David Adelman – Morgan Stanley & Co. Inc.: Just a follow-up on pricing, Marty, if I could. So in 2012 relative to the last few years there was clearly a greater emphasis on investing in Marlboro promotional spending, somewhat less net pricing and very good share growth. Can you give us a sense what’s in the plan for 2013 in terms of the relative emphasis of those variables?
Martin J. Barrington – Chairman and CEO: No. I think we will continue with our strategy, David, and obviously for competitive reasons we are not going to lay out PM USA’s promotional plan for 2013. But I do think at a strategic level it’s important for investors to remember our strategy is to maximize income. You have seen the numbers in the release. In the smokeable segment we have got revenue net of excise up 3.6% for the fourth quarter and overall the Marlboro brand is heading in the right direction. We have the Marlboro architecture started but remember big brands like Marlboro we don’t do everything in one year. We have been clear I think about saying that we are going to invest in Marlboro appropriately throughout 2012 and 2013. But I think that’s just more of executing against that consistent strategy. In some years as we say we invest a bit more, some years a bit less, some years the share go up a bit more, it comes down a little bit, but it’s consistent with that long-term strategy of trying to maximize income. I think that’s the way to understand it.
David Adelman – Morgan Stanley & Co. Inc.: Then Marty, with respect to the total U.S. Cigarette category dynamic, you mentioned volumes for the full year or consumption down about 3% with almost no net price increase to the consumer, is that the kind of secular volume decline you would have expected and that you envision going forward?
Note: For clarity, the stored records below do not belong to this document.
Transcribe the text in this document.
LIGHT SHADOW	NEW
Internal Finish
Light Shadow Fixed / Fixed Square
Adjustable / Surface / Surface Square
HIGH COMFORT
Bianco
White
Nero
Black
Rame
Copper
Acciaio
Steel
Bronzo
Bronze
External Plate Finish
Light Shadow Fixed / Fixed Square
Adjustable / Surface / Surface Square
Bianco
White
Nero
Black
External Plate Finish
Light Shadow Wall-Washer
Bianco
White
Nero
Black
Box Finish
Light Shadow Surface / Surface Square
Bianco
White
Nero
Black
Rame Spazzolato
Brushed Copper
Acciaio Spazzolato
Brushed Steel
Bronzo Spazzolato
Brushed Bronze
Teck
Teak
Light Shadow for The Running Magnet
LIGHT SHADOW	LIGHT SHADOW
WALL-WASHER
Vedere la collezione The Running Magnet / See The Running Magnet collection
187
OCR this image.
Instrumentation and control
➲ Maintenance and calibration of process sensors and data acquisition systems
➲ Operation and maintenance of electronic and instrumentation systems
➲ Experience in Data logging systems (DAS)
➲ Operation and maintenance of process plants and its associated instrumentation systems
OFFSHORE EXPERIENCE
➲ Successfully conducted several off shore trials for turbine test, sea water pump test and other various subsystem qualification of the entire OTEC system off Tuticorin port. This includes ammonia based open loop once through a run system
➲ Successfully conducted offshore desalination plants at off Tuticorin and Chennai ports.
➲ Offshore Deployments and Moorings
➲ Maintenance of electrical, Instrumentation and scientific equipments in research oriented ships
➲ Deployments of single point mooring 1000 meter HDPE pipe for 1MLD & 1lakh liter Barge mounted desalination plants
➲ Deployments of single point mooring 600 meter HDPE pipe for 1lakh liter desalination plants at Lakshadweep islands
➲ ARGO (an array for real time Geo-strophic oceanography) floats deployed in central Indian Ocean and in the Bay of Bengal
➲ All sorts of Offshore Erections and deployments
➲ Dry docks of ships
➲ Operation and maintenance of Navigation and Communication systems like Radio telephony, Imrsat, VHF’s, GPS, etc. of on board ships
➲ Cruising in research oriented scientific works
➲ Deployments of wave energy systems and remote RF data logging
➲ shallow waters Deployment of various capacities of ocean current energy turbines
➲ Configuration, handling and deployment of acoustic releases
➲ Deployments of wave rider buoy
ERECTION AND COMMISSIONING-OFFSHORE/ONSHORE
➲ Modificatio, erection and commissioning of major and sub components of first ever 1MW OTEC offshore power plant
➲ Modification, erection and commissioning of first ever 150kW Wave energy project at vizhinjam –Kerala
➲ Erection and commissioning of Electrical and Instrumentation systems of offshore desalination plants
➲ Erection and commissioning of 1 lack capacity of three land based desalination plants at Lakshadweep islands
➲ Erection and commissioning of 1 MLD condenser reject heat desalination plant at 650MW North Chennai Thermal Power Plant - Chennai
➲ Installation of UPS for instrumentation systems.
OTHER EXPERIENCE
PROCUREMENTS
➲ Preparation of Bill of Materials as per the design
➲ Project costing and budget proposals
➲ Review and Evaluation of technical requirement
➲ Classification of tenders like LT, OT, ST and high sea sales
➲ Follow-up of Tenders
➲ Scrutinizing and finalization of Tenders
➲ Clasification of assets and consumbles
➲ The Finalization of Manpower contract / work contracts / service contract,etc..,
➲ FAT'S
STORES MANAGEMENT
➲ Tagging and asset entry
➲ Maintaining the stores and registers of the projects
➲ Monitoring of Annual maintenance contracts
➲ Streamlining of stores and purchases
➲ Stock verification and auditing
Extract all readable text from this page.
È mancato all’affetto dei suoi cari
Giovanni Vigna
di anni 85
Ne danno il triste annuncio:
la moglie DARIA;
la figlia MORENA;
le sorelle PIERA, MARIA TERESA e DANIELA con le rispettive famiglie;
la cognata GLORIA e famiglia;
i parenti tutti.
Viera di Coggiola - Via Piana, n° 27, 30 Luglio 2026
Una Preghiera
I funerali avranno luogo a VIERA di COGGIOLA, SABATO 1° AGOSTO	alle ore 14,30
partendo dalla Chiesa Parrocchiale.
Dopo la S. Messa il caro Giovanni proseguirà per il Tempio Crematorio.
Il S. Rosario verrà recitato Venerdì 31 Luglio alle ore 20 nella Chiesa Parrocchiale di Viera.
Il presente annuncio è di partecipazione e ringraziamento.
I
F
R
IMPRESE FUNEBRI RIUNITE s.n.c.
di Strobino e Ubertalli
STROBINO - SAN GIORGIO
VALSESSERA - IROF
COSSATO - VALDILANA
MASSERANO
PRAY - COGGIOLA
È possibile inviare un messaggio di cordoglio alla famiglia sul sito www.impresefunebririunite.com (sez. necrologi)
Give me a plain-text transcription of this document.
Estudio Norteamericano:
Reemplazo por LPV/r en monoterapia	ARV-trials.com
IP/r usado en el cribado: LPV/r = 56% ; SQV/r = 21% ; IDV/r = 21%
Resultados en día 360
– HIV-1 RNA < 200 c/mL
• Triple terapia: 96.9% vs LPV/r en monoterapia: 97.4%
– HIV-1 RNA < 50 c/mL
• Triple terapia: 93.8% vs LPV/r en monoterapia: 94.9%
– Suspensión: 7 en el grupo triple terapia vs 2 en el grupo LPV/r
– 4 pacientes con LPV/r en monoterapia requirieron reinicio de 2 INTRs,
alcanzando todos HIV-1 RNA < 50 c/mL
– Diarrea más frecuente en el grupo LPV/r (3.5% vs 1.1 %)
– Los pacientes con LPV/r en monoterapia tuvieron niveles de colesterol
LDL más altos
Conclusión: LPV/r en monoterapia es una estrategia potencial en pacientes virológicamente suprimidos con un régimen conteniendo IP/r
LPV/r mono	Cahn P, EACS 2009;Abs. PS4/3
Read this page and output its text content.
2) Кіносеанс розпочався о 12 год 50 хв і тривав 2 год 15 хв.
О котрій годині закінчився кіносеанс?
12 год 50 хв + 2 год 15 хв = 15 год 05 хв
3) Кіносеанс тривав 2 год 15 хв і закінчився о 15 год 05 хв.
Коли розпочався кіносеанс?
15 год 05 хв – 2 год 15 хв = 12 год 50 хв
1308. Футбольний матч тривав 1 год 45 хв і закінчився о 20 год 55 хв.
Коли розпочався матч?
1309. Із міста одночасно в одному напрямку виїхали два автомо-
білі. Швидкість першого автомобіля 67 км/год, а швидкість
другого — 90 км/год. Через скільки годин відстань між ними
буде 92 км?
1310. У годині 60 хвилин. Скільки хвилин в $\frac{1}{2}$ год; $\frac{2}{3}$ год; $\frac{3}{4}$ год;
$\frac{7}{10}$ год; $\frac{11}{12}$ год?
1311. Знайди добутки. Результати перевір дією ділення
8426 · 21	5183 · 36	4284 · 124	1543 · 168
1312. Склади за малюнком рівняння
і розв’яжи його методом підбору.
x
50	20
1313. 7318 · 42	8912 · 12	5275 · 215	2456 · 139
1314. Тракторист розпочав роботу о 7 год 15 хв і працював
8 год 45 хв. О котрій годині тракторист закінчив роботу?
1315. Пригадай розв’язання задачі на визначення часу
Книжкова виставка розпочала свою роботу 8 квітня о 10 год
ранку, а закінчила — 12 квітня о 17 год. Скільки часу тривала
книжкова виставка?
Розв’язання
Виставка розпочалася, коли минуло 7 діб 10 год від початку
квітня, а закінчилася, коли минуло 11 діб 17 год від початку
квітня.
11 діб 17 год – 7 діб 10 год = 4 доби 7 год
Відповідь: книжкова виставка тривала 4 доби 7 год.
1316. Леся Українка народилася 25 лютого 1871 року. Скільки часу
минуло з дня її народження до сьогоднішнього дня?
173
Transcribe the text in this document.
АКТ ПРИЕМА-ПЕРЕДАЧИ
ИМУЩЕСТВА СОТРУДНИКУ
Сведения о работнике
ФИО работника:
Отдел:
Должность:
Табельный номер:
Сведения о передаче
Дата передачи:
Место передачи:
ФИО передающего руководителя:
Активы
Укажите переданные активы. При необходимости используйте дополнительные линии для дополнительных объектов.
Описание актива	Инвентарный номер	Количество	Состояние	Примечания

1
Martin J. Barrington – Chairman and CEO: I don’t know about going forward because it’s awfully hard to predict the future. But I think that we’ve seen estimates of the secular decline rate being in the neighborhood of 2% to 3% for some period now and that’s probably in the right neighborhood.
David Adelman – Morgan Stanley & Co. Inc.: Lastly Marty you’d be surprised if the FDA doesn’t release its report on Menthol by when?
Martin J. Barrington – Chairman and CEO: I try not to be surprised by regulatory action. I just don’t think we now, I mean they’ve had it for some time as you know and they – our understanding remains I think the last time we spoke about this which is, they’ve sent it out for peer review on the science. We are led to understand that they probably have it back and are looking at it and we would expect that would be the first action that they would take, would be to publish their position on the science on Menthol. As you know they’ve had it for quite some time, so would you expect something in 2013? I suppose so; we just don’t have a lot of line of sight into that.